Three Days Of The Condor

Sydney Pollack made more than his fair share of Hollywood's better films of the 1970s and Three Days of the Condor comes from this high-water period of his directorial career. Its era-typical preoccupation with conspiratorial government manipulation vs the power of the people looks rather naïve from a post-Bush Administration perspective, particularly given the story’s Middle East oil connection but in its day the film was quite innovative for investing the thriller format with a provocative political thesis (Redford’s next film, All The President’s Men would invert the ratio).  

Redford plays Joe Turner, a researcher employed by a CIA front, the American Literary Historical Society. One day he goes out for lunch and when he returns he finds all his colleagues have been shot dead.  We then follow Turner as he tries to work out who is trying to kill him and why.

The first half of the film is compelling with Redford as an ordinary Joe smart enough to stay one step ahead of the CIA which we discern has some kind of rogue operation within it which is responsible for the killings. Exactly who is working for who is not clear but it doesn’t really matter as Pollack shapes the narrative well. These were the days when people still used public phone boxes so there is lots of quality New York location photography as Turner tries to stay ahead of the game.

Unfortunately once Faye Dunaway enters, or, more correctly, is dragged into, the situation the film starts to lose focus with an old-fashioned squidgy romance that comes out of nowhere (and which is underpinned by Dave Grusin’s soft-jazz score) and which might have been from another movie.

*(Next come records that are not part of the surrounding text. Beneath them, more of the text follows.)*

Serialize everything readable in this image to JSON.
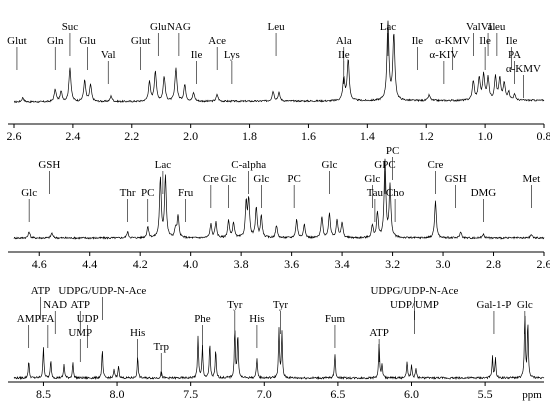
{
  "chart_data": [
    {
      "type": "line",
      "xlabel": "",
      "ylabel": "",
      "xlim": [
        2.6,
        0.8
      ],
      "ticks": [
        "2.6",
        "2.4",
        "2.2",
        "2.0",
        "1.8",
        "1.6",
        "1.4",
        "1.2",
        "1.0",
        "0.8"
      ],
      "peaks": [
        {
          "ppm": 2.57,
          "h": 0.08
        },
        {
          "ppm": 2.46,
          "h": 0.22
        },
        {
          "ppm": 2.44,
          "h": 0.18
        },
        {
          "ppm": 2.41,
          "h": 0.62
        },
        {
          "ppm": 2.36,
          "h": 0.38
        },
        {
          "ppm": 2.34,
          "h": 0.3
        },
        {
          "ppm": 2.27,
          "h": 0.1
        },
        {
          "ppm": 2.14,
          "h": 0.35
        },
        {
          "ppm": 2.12,
          "h": 0.55
        },
        {
          "ppm": 2.09,
          "h": 0.45
        },
        {
          "ppm": 2.05,
          "h": 0.6
        },
        {
          "ppm": 2.02,
          "h": 0.3
        },
        {
          "ppm": 1.99,
          "h": 0.15
        },
        {
          "ppm": 1.91,
          "h": 0.12
        },
        {
          "ppm": 1.72,
          "h": 0.18
        },
        {
          "ppm": 1.7,
          "h": 0.15
        },
        {
          "ppm": 1.48,
          "h": 0.4
        },
        {
          "ppm": 1.465,
          "h": 0.75
        },
        {
          "ppm": 1.33,
          "h": 1.4
        },
        {
          "ppm": 1.31,
          "h": 1.2
        },
        {
          "ppm": 1.19,
          "h": 0.1
        },
        {
          "ppm": 1.04,
          "h": 0.35
        },
        {
          "ppm": 1.02,
          "h": 0.4
        },
        {
          "ppm": 1.005,
          "h": 0.45
        },
        {
          "ppm": 0.99,
          "h": 0.4
        },
        {
          "ppm": 0.965,
          "h": 0.42
        },
        {
          "ppm": 0.95,
          "h": 0.38
        },
        {
          "ppm": 0.935,
          "h": 0.3
        },
        {
          "ppm": 0.92,
          "h": 0.15
        },
        {
          "ppm": 0.9,
          "h": 0.1
        }
      ],
      "annotations": [
        {
          "text": "Glut",
          "ppm": 2.59,
          "row": 0
        },
        {
          "text": "Suc",
          "ppm": 2.41,
          "row": -1
        },
        {
          "text": "Gln",
          "ppm": 2.46,
          "row": 0
        },
        {
          "text": "Glu",
          "ppm": 2.35,
          "row": 0
        },
        {
          "text": "Val",
          "ppm": 2.28,
          "row": 1
        },
        {
          "text": "Glut",
          "ppm": 2.17,
          "row": 0
        },
        {
          "text": "Glu",
          "ppm": 2.11,
          "row": -1
        },
        {
          "text": "NAG",
          "ppm": 2.04,
          "row": -1
        },
        {
          "text": "Ile",
          "ppm": 1.98,
          "row": 1
        },
        {
          "text": "Ace",
          "ppm": 1.91,
          "row": 0
        },
        {
          "text": "Lys",
          "ppm": 1.86,
          "row": 1
        },
        {
          "text": "Leu",
          "ppm": 1.71,
          "row": -1
        },
        {
          "text": "Ala",
          "ppm": 1.48,
          "row": 0
        },
        {
          "text": "Ile",
          "ppm": 1.48,
          "row": 1
        },
        {
          "text": "Lac",
          "ppm": 1.33,
          "row": -1
        },
        {
          "text": "Ile",
          "ppm": 1.23,
          "row": 0
        },
        {
          "text": "α-KIV",
          "ppm": 1.14,
          "row": 1
        },
        {
          "text": "α-KMV",
          "ppm": 1.11,
          "row": 0
        },
        {
          "text": "Val",
          "ppm": 1.04,
          "row": -1
        },
        {
          "text": "Val",
          "ppm": 0.99,
          "row": -1
        },
        {
          "text": "Ile",
          "ppm": 1.0,
          "row": 0
        },
        {
          "text": "Leu",
          "ppm": 0.96,
          "row": -1
        },
        {
          "text": "Ile",
          "ppm": 0.91,
          "row": 0
        },
        {
          "text": "PA",
          "ppm": 0.9,
          "row": 1
        },
        {
          "text": "α-KMV",
          "ppm": 0.87,
          "row": 2
        }
      ]
    },
    {
      "type": "line",
      "xlabel": "",
      "ylabel": "",
      "xlim": [
        4.7,
        2.6
      ],
      "ticks": [
        "4.6",
        "4.4",
        "4.2",
        "4.0",
        "3.8",
        "3.6",
        "3.4",
        "3.2",
        "3.0",
        "2.8",
        "2.6"
      ],
      "peaks": [
        {
          "ppm": 4.64,
          "h": 0.1
        },
        {
          "ppm": 4.55,
          "h": 0.08
        },
        {
          "ppm": 4.25,
          "h": 0.1
        },
        {
          "ppm": 4.17,
          "h": 0.18
        },
        {
          "ppm": 4.12,
          "h": 0.95
        },
        {
          "ppm": 4.1,
          "h": 1.0
        },
        {
          "ppm": 4.06,
          "h": 0.15
        },
        {
          "ppm": 4.05,
          "h": 0.35
        },
        {
          "ppm": 3.92,
          "h": 0.22
        },
        {
          "ppm": 3.9,
          "h": 0.25
        },
        {
          "ppm": 3.85,
          "h": 0.28
        },
        {
          "ppm": 3.83,
          "h": 0.25
        },
        {
          "ppm": 3.78,
          "h": 0.55
        },
        {
          "ppm": 3.77,
          "h": 0.6
        },
        {
          "ppm": 3.74,
          "h": 0.5
        },
        {
          "ppm": 3.72,
          "h": 0.35
        },
        {
          "ppm": 3.66,
          "h": 0.2
        },
        {
          "ppm": 3.58,
          "h": 0.3
        },
        {
          "ppm": 3.55,
          "h": 0.22
        },
        {
          "ppm": 3.48,
          "h": 0.35
        },
        {
          "ppm": 3.45,
          "h": 0.4
        },
        {
          "ppm": 3.42,
          "h": 0.3
        },
        {
          "ppm": 3.4,
          "h": 0.25
        },
        {
          "ppm": 3.28,
          "h": 0.2
        },
        {
          "ppm": 3.26,
          "h": 0.4
        },
        {
          "ppm": 3.23,
          "h": 1.25
        },
        {
          "ppm": 3.21,
          "h": 0.85
        },
        {
          "ppm": 3.03,
          "h": 0.6
        },
        {
          "ppm": 2.93,
          "h": 0.1
        },
        {
          "ppm": 2.84,
          "h": 0.07
        },
        {
          "ppm": 2.65,
          "h": 0.06
        }
      ],
      "annotations": [
        {
          "text": "GSH",
          "ppm": 4.56,
          "row": -1
        },
        {
          "text": "Glc",
          "ppm": 4.64,
          "row": 1
        },
        {
          "text": "Thr",
          "ppm": 4.25,
          "row": 1
        },
        {
          "text": "Lac",
          "ppm": 4.11,
          "row": -1
        },
        {
          "text": "PC",
          "ppm": 4.17,
          "row": 1
        },
        {
          "text": "Fru",
          "ppm": 4.02,
          "row": 1
        },
        {
          "text": "Cre",
          "ppm": 3.92,
          "row": 0
        },
        {
          "text": "Glc",
          "ppm": 3.85,
          "row": 0
        },
        {
          "text": "C-alpha",
          "ppm": 3.77,
          "row": -1
        },
        {
          "text": "Glc",
          "ppm": 3.72,
          "row": 0
        },
        {
          "text": "PC",
          "ppm": 3.59,
          "row": 0
        },
        {
          "text": "Glc",
          "ppm": 3.45,
          "row": -1
        },
        {
          "text": "GPC",
          "ppm": 3.23,
          "row": -1
        },
        {
          "text": "PC",
          "ppm": 3.2,
          "row": -2
        },
        {
          "text": "Glc",
          "ppm": 3.28,
          "row": 0
        },
        {
          "text": "Tau",
          "ppm": 3.27,
          "row": 1
        },
        {
          "text": "Cho",
          "ppm": 3.19,
          "row": 1
        },
        {
          "text": "Cre",
          "ppm": 3.03,
          "row": -1
        },
        {
          "text": "GSH",
          "ppm": 2.95,
          "row": 0
        },
        {
          "text": "DMG",
          "ppm": 2.84,
          "row": 1
        },
        {
          "text": "Met",
          "ppm": 2.65,
          "row": 0
        }
      ]
    },
    {
      "type": "line",
      "xlabel": "ppm",
      "ylabel": "",
      "xlim": [
        8.7,
        5.1
      ],
      "ticks": [
        "8.5",
        "8.0",
        "7.5",
        "7.0",
        "6.5",
        "6.0",
        "5.5"
      ],
      "peaks": [
        {
          "ppm": 8.6,
          "h": 0.25
        },
        {
          "ppm": 8.5,
          "h": 0.45
        },
        {
          "ppm": 8.45,
          "h": 0.25
        },
        {
          "ppm": 8.36,
          "h": 0.2
        },
        {
          "ppm": 8.3,
          "h": 0.22
        },
        {
          "ppm": 8.1,
          "h": 0.4
        },
        {
          "ppm": 8.02,
          "h": 0.12
        },
        {
          "ppm": 7.99,
          "h": 0.18
        },
        {
          "ppm": 7.86,
          "h": 0.3
        },
        {
          "ppm": 7.7,
          "h": 0.1
        },
        {
          "ppm": 7.45,
          "h": 0.6
        },
        {
          "ppm": 7.42,
          "h": 0.45
        },
        {
          "ppm": 7.37,
          "h": 0.5
        },
        {
          "ppm": 7.33,
          "h": 0.4
        },
        {
          "ppm": 7.2,
          "h": 0.7
        },
        {
          "ppm": 7.18,
          "h": 0.65
        },
        {
          "ppm": 7.05,
          "h": 0.3
        },
        {
          "ppm": 6.9,
          "h": 0.7
        },
        {
          "ppm": 6.88,
          "h": 0.65
        },
        {
          "ppm": 6.52,
          "h": 0.35
        },
        {
          "ppm": 6.22,
          "h": 0.5
        },
        {
          "ppm": 6.2,
          "h": 0.2
        },
        {
          "ppm": 6.03,
          "h": 0.25
        },
        {
          "ppm": 6.0,
          "h": 0.18
        },
        {
          "ppm": 5.97,
          "h": 0.15
        },
        {
          "ppm": 5.45,
          "h": 0.3
        },
        {
          "ppm": 5.43,
          "h": 0.28
        },
        {
          "ppm": 5.23,
          "h": 0.9
        },
        {
          "ppm": 5.21,
          "h": 0.8
        }
      ],
      "annotations": [
        {
          "text": "AMP",
          "ppm": 8.6,
          "row": 0
        },
        {
          "text": "ATP",
          "ppm": 8.52,
          "row": -2
        },
        {
          "text": "NAD",
          "ppm": 8.42,
          "row": -1
        },
        {
          "text": "FA",
          "ppm": 8.47,
          "row": 0
        },
        {
          "text": "UDPG/UDP-N-Ace",
          "ppm": 8.1,
          "row": -2
        },
        {
          "text": "ATP",
          "ppm": 8.25,
          "row": -1
        },
        {
          "text": "UDP",
          "ppm": 8.2,
          "row": 0
        },
        {
          "text": "UMP",
          "ppm": 8.25,
          "row": 1
        },
        {
          "text": "His",
          "ppm": 7.86,
          "row": 1
        },
        {
          "text": "Trp",
          "ppm": 7.7,
          "row": 2
        },
        {
          "text": "Phe",
          "ppm": 7.42,
          "row": 0
        },
        {
          "text": "Tyr",
          "ppm": 7.2,
          "row": -1
        },
        {
          "text": "His",
          "ppm": 7.05,
          "row": 0
        },
        {
          "text": "Tyr",
          "ppm": 6.89,
          "row": -1
        },
        {
          "text": "UDPG/UDP-N-Ace",
          "ppm": 5.98,
          "row": -2
        },
        {
          "text": "Fum",
          "ppm": 6.52,
          "row": 0
        },
        {
          "text": "UDP/UMP",
          "ppm": 5.98,
          "row": -1
        },
        {
          "text": "ATP",
          "ppm": 6.22,
          "row": 1
        },
        {
          "text": "Gal-1-P",
          "ppm": 5.44,
          "row": -1
        },
        {
          "text": "Glc",
          "ppm": 5.23,
          "row": -1
        }
      ]
    }
  ]
}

Whilst this is in itself quite well done with Dunaway turning in a winning performance, once her Kathy has been bedded and becomes Turner’s accomplice the plotting becomes facile with Turner besting some droog with a machine gun and turning out to be a breaking-and-entering, phone-tapping whizz as Kathy plays Robin to his Batman.  Once she drops out of things and the film reverts to cold male pragmatism things pick up somewhat.

Max von Sydow is effective as a contract assassin, Cliff Robertson sports a remarkable comb-over and John Houseman is particularly good as the bow-tie wearing 'M'-like Head of Operations.  In some respects Three Days of the Condor is of more interest as an early example of the modern “political” thriller than in itself but Pollack’s classy direction and the comparablr performances still gives us something worth watching.